In a marketing world obsessed with influencers, high-profile launches, and curated aesthetics, something refreshing just happened. Mikayla Nogueira — beauty creator turned founder — launched her brand POV Beauty with an event that did the unthinkable:
She didn’t invite influencers. She didn’t chase hype. She didn’t try to impress the industry.
Instead, she invited her followers. The people who built her. The ones who’ve followed her journey through acne breakouts, makeup tutorials, and deeply personal moments. The ones who made POV Beauty possible.
This wasn’t just a brand launch — it was an audience-first cultural moment. And it speaks volumes about where marketing is headed.
The New Era of Marketing Is Consumer-First — Not Just Influencer-Driven
Mikayla’s decision reflects a growing trend among challenger brands and innovative marketers: prioritizing connection over clout.
For years, marketers built launches for buzz. PR lists, influencer kits, curated stories. But somewhere along the way, we started confusing reach with relevance. And that’s what brands are now waking up to.
Today's most effective marketing doesn’t just look authentic — it is.
It’s built on empathy, insight, and participation. Not performance. It centers on the people who actually buy, use, and live with the product. And in Mikayla’s case, it reflects a deep understanding of her community — one that values realness over polish, vulnerability over perfection.
What the Mikayla Model Gets Right (That Many Brands Still Miss)
Let’s break it down:
✅ Audience Insight Over Industry Approval POV Beauty was designed around real needs — not marketing buzzwords. This shows what happens when you actually listen to your community and treat them as co-creators, not just end-users.
✅ Belonging as a Brand Experience Her event didn’t feel like a red carpet. It felt like a reunion. That emotion — the feeling of being seen — builds deeper brand loyalty than any influencer post ever could.
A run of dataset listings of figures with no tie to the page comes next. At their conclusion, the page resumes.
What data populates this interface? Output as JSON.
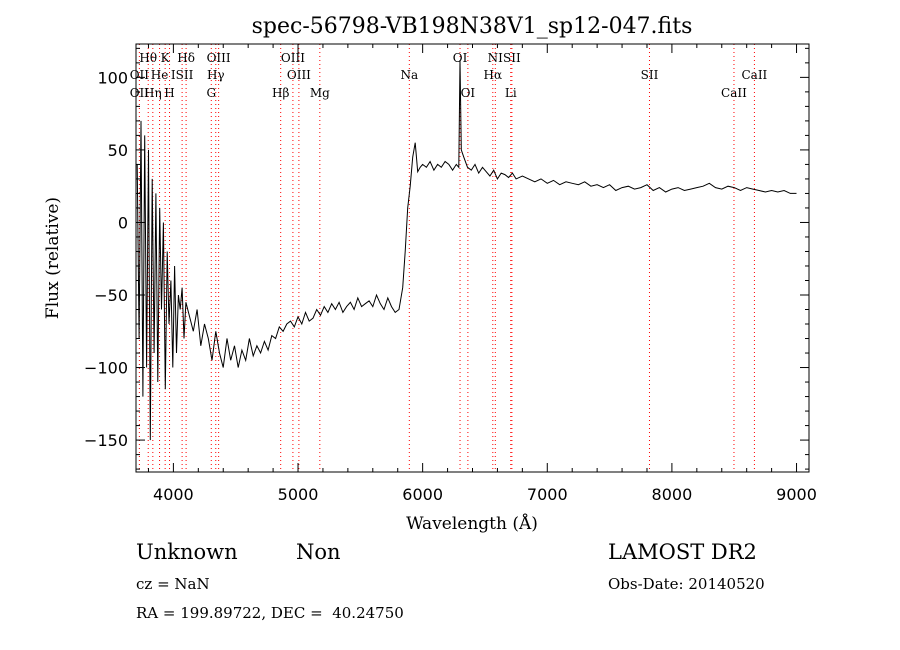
{
  "chart_data": {
    "type": "line",
    "title": "spec-56798-VB198N38V1_sp12-047.fits",
    "xlabel": "Wavelength (Å)",
    "ylabel": "Flux (relative)",
    "xlim": [
      3700,
      9100
    ],
    "ylim": [
      -172,
      123
    ],
    "x_ticks": [
      4000,
      5000,
      6000,
      7000,
      8000,
      9000
    ],
    "y_ticks": [
      -150,
      -100,
      -50,
      0,
      50,
      100
    ],
    "grid": false,
    "series": [
      {
        "line_color": "#000000",
        "x": [
          3710,
          3725,
          3740,
          3755,
          3770,
          3785,
          3800,
          3815,
          3830,
          3845,
          3860,
          3875,
          3890,
          3905,
          3920,
          3935,
          3950,
          3965,
          3980,
          3995,
          4010,
          4025,
          4040,
          4055,
          4070,
          4085,
          4100,
          4130,
          4160,
          4190,
          4220,
          4250,
          4280,
          4310,
          4340,
          4370,
          4400,
          4430,
          4460,
          4490,
          4520,
          4550,
          4580,
          4610,
          4640,
          4670,
          4700,
          4730,
          4760,
          4790,
          4820,
          4850,
          4880,
          4910,
          4940,
          4970,
          5000,
          5030,
          5060,
          5090,
          5120,
          5150,
          5180,
          5210,
          5240,
          5270,
          5300,
          5330,
          5360,
          5390,
          5420,
          5450,
          5480,
          5510,
          5540,
          5570,
          5600,
          5630,
          5660,
          5690,
          5720,
          5750,
          5780,
          5810,
          5840,
          5860,
          5880,
          5900,
          5920,
          5940,
          5960,
          5980,
          6000,
          6030,
          6060,
          6090,
          6120,
          6150,
          6180,
          6210,
          6240,
          6270,
          6290,
          6300,
          6310,
          6330,
          6360,
          6390,
          6420,
          6450,
          6480,
          6510,
          6540,
          6570,
          6600,
          6630,
          6660,
          6690,
          6720,
          6750,
          6800,
          6850,
          6900,
          6950,
          7000,
          7050,
          7100,
          7150,
          7200,
          7250,
          7300,
          7350,
          7400,
          7450,
          7500,
          7550,
          7600,
          7650,
          7700,
          7750,
          7800,
          7850,
          7900,
          7950,
          8000,
          8050,
          8100,
          8150,
          8200,
          8250,
          8300,
          8350,
          8400,
          8450,
          8500,
          8550,
          8600,
          8650,
          8700,
          8750,
          8800,
          8850,
          8900,
          8950,
          9000
        ],
        "y": [
          40,
          -80,
          70,
          -120,
          60,
          -100,
          50,
          -150,
          30,
          -90,
          20,
          -110,
          10,
          -60,
          0,
          -115,
          -20,
          -70,
          -40,
          -100,
          -30,
          -90,
          -50,
          -60,
          -45,
          -80,
          -55,
          -65,
          -75,
          -60,
          -85,
          -70,
          -80,
          -95,
          -75,
          -90,
          -100,
          -80,
          -95,
          -85,
          -100,
          -88,
          -95,
          -80,
          -92,
          -85,
          -90,
          -82,
          -88,
          -78,
          -80,
          -72,
          -75,
          -70,
          -68,
          -72,
          -65,
          -70,
          -62,
          -68,
          -66,
          -60,
          -64,
          -58,
          -62,
          -56,
          -60,
          -55,
          -62,
          -58,
          -55,
          -60,
          -52,
          -58,
          -56,
          -54,
          -58,
          -50,
          -56,
          -60,
          -52,
          -58,
          -62,
          -60,
          -45,
          -20,
          10,
          25,
          45,
          55,
          35,
          38,
          40,
          38,
          42,
          36,
          40,
          38,
          42,
          40,
          36,
          40,
          38,
          112,
          50,
          45,
          38,
          36,
          40,
          34,
          38,
          35,
          32,
          36,
          30,
          34,
          33,
          31,
          34,
          30,
          32,
          30,
          28,
          30,
          27,
          29,
          26,
          28,
          27,
          26,
          28,
          25,
          26,
          24,
          26,
          22,
          24,
          25,
          23,
          24,
          26,
          22,
          24,
          21,
          23,
          24,
          22,
          23,
          24,
          25,
          27,
          24,
          23,
          25,
          24,
          22,
          24,
          23,
          22,
          21,
          22,
          21,
          22,
          20,
          20
        ]
      }
    ],
    "lines": [
      {
        "label": "Hθ",
        "wavelength": 3798,
        "row": 1
      },
      {
        "label": "K",
        "wavelength": 3934,
        "row": 1
      },
      {
        "label": "Hδ",
        "wavelength": 4102,
        "row": 1
      },
      {
        "label": "OIII",
        "wavelength": 4363,
        "row": 1
      },
      {
        "label": "OIII",
        "wavelength": 4959,
        "row": 1
      },
      {
        "label": "OI",
        "wavelength": 6300,
        "row": 1
      },
      {
        "label": "NI",
        "wavelength": 6583,
        "row": 1
      },
      {
        "label": "SII",
        "wavelength": 6716,
        "row": 1
      },
      {
        "label": "OII",
        "wavelength": 3727,
        "row": 2
      },
      {
        "label": "He",
        "wavelength": 3889,
        "row": 2
      },
      {
        "label": "ISII",
        "wavelength": 4070,
        "row": 2
      },
      {
        "label": "Hγ",
        "wavelength": 4340,
        "row": 2
      },
      {
        "label": "OIII",
        "wavelength": 5007,
        "row": 2
      },
      {
        "label": "Na",
        "wavelength": 5893,
        "row": 2
      },
      {
        "label": "Hα",
        "wavelength": 6563,
        "row": 2
      },
      {
        "label": "SII",
        "wavelength": 7820,
        "row": 2
      },
      {
        "label": "CaII",
        "wavelength": 8662,
        "row": 2
      },
      {
        "label": "OII",
        "wavelength": 3727,
        "row": 3
      },
      {
        "label": "Hη",
        "wavelength": 3835,
        "row": 3
      },
      {
        "label": "H",
        "wavelength": 3969,
        "row": 3
      },
      {
        "label": "G",
        "wavelength": 4304,
        "row": 3
      },
      {
        "label": "Hβ",
        "wavelength": 4861,
        "row": 3
      },
      {
        "label": "Mg",
        "wavelength": 5175,
        "row": 3
      },
      {
        "label": "OI",
        "wavelength": 6363,
        "row": 3
      },
      {
        "label": "Li",
        "wavelength": 6707,
        "row": 3
      },
      {
        "label": "CaII",
        "wavelength": 8498,
        "row": 3
      }
    ],
    "line_marker_color": "#ff0000"
  },
  "info": {
    "class": "Unknown",
    "subclass": "Non",
    "cz": "cz = NaN",
    "coords": "RA = 199.89722, DEC =  40.24750",
    "survey": "LAMOST DR2",
    "obs_date": "Obs-Date: 20140520"
  }
}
✅ Anti-Performance Authenticity By stripping away industry performativity, Mikayla delivered a message loud and clear: “This brand is for you, not them.” And in 2025, that is a radical act.
What It Means for Brands Today
What Mikayla is doing isn’t niche — it’s the blueprint.
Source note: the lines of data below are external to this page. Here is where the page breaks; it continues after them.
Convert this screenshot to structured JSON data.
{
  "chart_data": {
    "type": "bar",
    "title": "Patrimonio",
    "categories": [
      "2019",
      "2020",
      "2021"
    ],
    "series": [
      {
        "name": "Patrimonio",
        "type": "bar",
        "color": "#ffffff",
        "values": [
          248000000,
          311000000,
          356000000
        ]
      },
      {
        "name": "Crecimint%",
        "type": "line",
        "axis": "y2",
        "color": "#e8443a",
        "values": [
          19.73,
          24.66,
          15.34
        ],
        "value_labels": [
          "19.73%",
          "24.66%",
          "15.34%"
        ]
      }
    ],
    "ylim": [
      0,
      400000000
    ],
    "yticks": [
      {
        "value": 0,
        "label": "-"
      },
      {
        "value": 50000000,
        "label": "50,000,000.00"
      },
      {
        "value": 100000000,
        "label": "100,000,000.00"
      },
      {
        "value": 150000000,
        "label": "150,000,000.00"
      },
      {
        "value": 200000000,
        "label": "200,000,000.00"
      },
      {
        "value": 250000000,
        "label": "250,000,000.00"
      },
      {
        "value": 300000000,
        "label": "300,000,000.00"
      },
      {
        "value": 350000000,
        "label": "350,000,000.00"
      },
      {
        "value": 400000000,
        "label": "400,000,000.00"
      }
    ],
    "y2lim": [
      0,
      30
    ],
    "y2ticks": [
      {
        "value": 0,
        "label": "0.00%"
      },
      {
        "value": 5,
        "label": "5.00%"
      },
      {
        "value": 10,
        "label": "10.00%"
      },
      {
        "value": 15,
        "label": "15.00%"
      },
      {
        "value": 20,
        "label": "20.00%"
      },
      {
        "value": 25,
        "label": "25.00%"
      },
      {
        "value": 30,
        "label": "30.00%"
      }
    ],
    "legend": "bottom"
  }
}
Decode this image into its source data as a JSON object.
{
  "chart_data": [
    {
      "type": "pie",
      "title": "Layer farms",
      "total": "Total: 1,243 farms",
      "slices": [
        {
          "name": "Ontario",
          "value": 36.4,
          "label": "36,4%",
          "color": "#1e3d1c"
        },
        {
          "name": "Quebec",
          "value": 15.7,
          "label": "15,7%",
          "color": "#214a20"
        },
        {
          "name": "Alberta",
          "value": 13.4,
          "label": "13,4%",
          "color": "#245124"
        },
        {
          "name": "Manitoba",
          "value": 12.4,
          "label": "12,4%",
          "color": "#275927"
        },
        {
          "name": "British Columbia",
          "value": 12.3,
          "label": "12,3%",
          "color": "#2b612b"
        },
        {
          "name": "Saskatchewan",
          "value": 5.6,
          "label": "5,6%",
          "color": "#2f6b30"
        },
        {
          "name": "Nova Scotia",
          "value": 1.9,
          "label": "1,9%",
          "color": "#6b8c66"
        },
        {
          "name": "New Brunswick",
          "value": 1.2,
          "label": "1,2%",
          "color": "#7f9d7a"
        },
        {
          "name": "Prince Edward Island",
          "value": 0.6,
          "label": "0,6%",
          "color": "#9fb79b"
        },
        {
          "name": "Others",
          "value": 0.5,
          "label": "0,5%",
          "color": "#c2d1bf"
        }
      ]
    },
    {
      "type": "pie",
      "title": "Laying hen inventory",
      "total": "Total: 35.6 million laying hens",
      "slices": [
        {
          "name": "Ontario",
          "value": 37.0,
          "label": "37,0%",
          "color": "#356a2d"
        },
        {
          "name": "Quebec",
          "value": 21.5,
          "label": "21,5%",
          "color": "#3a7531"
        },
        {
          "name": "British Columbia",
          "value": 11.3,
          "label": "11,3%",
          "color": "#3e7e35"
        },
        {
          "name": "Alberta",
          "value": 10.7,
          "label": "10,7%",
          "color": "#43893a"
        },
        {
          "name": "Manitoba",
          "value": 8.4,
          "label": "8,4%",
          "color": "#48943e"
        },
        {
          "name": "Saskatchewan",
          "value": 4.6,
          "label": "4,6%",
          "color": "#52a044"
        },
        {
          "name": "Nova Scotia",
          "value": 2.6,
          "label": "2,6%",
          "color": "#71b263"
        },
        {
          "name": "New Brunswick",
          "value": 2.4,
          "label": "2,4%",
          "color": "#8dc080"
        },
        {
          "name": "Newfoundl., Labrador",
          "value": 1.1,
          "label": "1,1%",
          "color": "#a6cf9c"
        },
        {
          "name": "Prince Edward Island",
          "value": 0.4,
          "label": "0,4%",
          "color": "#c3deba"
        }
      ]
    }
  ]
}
More consumers, especially Gen Z and multicultural audiences, are tired of being talked at. They want to be brought in. And as DEI shifts from being a checkbox to a creative core, brands that build with cultural intelligence will lead.
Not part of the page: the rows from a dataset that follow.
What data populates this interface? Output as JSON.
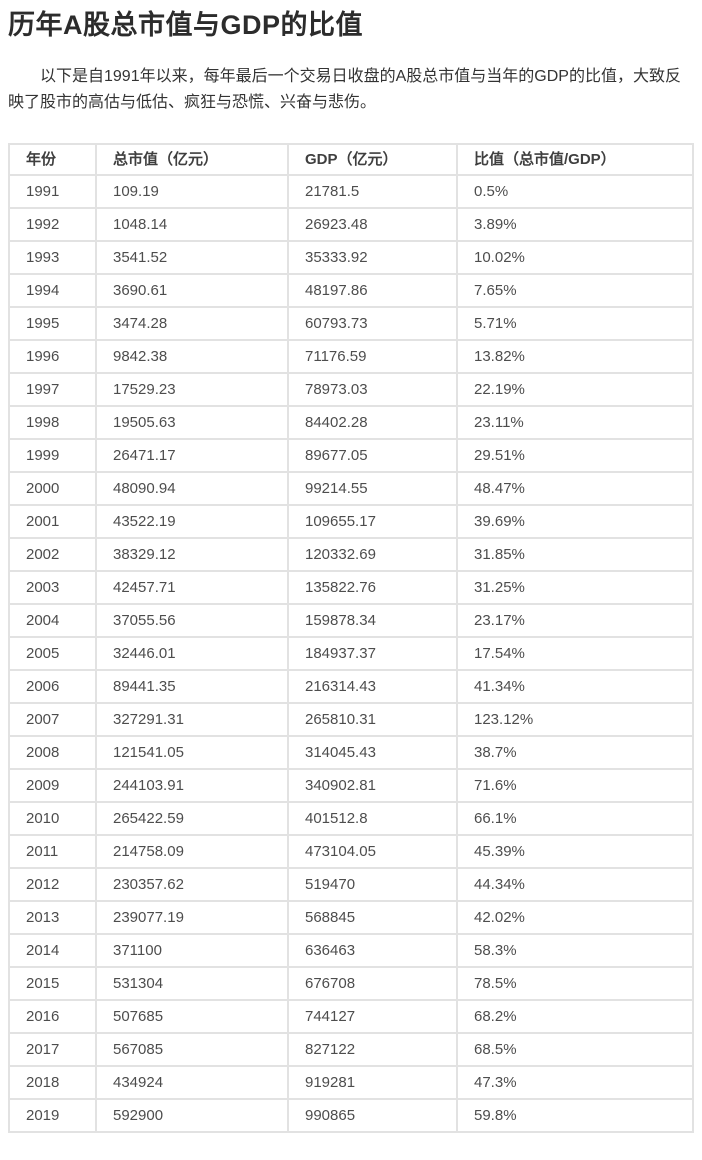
{
  "page": {
    "title": "历年A股总市值与GDP的比值",
    "intro": "以下是自1991年以来，每年最后一个交易日收盘的A股总市值与当年的GDP的比值，大致反映了股市的高估与低估、疯狂与恐慌、兴奋与悲伤。"
  },
  "colors": {
    "background": "#ffffff",
    "title_text": "#2c2c2c",
    "body_text": "#333333",
    "table_text": "#4d4d4d",
    "table_border": "#e2e2e2"
  },
  "table": {
    "headers": [
      "年份",
      "总市值（亿元）",
      "GDP（亿元）",
      "比值（总市值/GDP）"
    ],
    "rows": [
      [
        "1991",
        "109.19",
        "21781.5",
        "0.5%"
      ],
      [
        "1992",
        "1048.14",
        "26923.48",
        "3.89%"
      ],
      [
        "1993",
        "3541.52",
        "35333.92",
        "10.02%"
      ],
      [
        "1994",
        "3690.61",
        "48197.86",
        "7.65%"
      ],
      [
        "1995",
        "3474.28",
        "60793.73",
        "5.71%"
      ],
      [
        "1996",
        "9842.38",
        "71176.59",
        "13.82%"
      ],
      [
        "1997",
        "17529.23",
        "78973.03",
        "22.19%"
      ],
      [
        "1998",
        "19505.63",
        "84402.28",
        "23.11%"
      ],
      [
        "1999",
        "26471.17",
        "89677.05",
        "29.51%"
      ],
      [
        "2000",
        "48090.94",
        "99214.55",
        "48.47%"
      ],
      [
        "2001",
        "43522.19",
        "109655.17",
        "39.69%"
      ],
      [
        "2002",
        "38329.12",
        "120332.69",
        "31.85%"
      ],
      [
        "2003",
        "42457.71",
        "135822.76",
        "31.25%"
      ],
      [
        "2004",
        "37055.56",
        "159878.34",
        "23.17%"
      ],
      [
        "2005",
        "32446.01",
        "184937.37",
        "17.54%"
      ],
      [
        "2006",
        "89441.35",
        "216314.43",
        "41.34%"
      ],
      [
        "2007",
        "327291.31",
        "265810.31",
        "123.12%"
      ],
      [
        "2008",
        "121541.05",
        "314045.43",
        "38.7%"
      ],
      [
        "2009",
        "244103.91",
        "340902.81",
        "71.6%"
      ],
      [
        "2010",
        "265422.59",
        "401512.8",
        "66.1%"
      ],
      [
        "2011",
        "214758.09",
        "473104.05",
        "45.39%"
      ],
      [
        "2012",
        "230357.62",
        "519470",
        "44.34%"
      ],
      [
        "2013",
        "239077.19",
        "568845",
        "42.02%"
      ],
      [
        "2014",
        "371100",
        "636463",
        "58.3%"
      ],
      [
        "2015",
        "531304",
        "676708",
        "78.5%"
      ],
      [
        "2016",
        "507685",
        "744127",
        "68.2%"
      ],
      [
        "2017",
        "567085",
        "827122",
        "68.5%"
      ],
      [
        "2018",
        "434924",
        "919281",
        "47.3%"
      ],
      [
        "2019",
        "592900",
        "990865",
        "59.8%"
      ]
    ]
  }
}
That’s why at CROING, we don’t just market to audiences — we create with them. From the start, we’ve embedded multicultural insights into every part of strategy and storytelling. Because authentic connection can’t be reverse-engineered after the campaign brief. It has to be baked in from the beginning.
We ask:
What does your audience believe in?
How do they speak, live, and share stories?
What kind of space does your brand give them to show up fully?
These are the questions that move marketing from transactional to transformational.
The Takeaway
Mikayla’s launch wasn’t just innovative — it was deeply human.
It reminds us that marketing at its best isn’t about broadcasting louder — it’s about listening better. And the brands that rise today will be the ones who build with, not just for, the people they serve.
Because when your audience feels seen, they don’t just engage — they stay.